I have a very large Stan multi-state mark recapture model (N = 200,000+). I calculate log-likelihoods for each individual by summing over all possible transitions for those individuals with missing observations. The resulting Stanfit object is very large, approximately 8 GB for 2000 post warmup iterations. I calculate log_lik in the generated quantities block, and the results of loo::extract_log_lik
is a 3 GB matrix.
The standard loo methods fail on me with the error:
“Error in serialize(data, node$con) : error writing to connection”
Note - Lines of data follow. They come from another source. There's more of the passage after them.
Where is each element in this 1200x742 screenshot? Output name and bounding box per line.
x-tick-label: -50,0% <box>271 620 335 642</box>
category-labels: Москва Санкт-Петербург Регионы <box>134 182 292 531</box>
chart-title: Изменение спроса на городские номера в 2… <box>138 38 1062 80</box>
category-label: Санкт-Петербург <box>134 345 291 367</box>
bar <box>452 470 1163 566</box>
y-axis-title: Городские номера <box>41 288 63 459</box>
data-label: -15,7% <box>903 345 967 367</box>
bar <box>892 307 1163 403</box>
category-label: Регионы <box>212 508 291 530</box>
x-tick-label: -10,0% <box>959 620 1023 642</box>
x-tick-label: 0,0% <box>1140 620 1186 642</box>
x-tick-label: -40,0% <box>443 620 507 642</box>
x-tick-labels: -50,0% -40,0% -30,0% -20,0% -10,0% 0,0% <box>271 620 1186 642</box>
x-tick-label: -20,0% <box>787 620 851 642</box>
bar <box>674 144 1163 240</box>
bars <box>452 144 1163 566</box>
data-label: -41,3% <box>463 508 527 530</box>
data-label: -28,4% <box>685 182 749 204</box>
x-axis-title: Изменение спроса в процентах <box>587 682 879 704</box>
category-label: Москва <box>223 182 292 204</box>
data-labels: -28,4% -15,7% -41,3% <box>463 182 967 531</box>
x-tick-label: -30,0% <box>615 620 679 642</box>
I imagine this is because I’m running out of memory and I ran into similar problems with earlier versions of loo
. Previously, I solved this by using the function method with a boringly trivial function in R:
ll_fun <- function(data_i, draws) {
data_i*draws
}
Where data_i
is actually the transposed log_lik matrix, (N x S) and draws is a S x 1 vector of 1’s. The reason I’ve taken this approach is that each individual log-likelihood relies on the relatively small data of an observed K-occasion capture history, but potentially a very large number of parameters (thousands). I have a pretty efficient algorithm to calculate the log-likelihood but it’s easier for me to simply write this as a block in the model section then it is to write a function which takes a large number of arguments. So I don’t have a custom Stan function to calculate the log-likelihoods . I mention this because in a similar thread on this topic, it was suggested that the function method of calculating loo is more memory efficient, but every example I’ve seen relies on taking the data and the draws of the parameters to calculate log_lik in R outside of Stan. I don’t want to do that as the list of matrices of parameters will be almost as large as the matrix of log_lik values, plus I already calculated log_lik and went to the trouble of storing it in memory.
This hack worked with loo
prior to version 2.0.0. However, this no longer works with loo 2.0.0. It runs for a bit with my CPU fan making some noise to let me know it’s working real hard. I then get a memory warning from Windows shortly before RStudio crashes. I’m running on a machine with 8 cores and 64 GB of RAM.
So my question is how do I hack the new version of loo to operate row-wise on the matrix of log_lik extracted from stanfit when memory is an issue?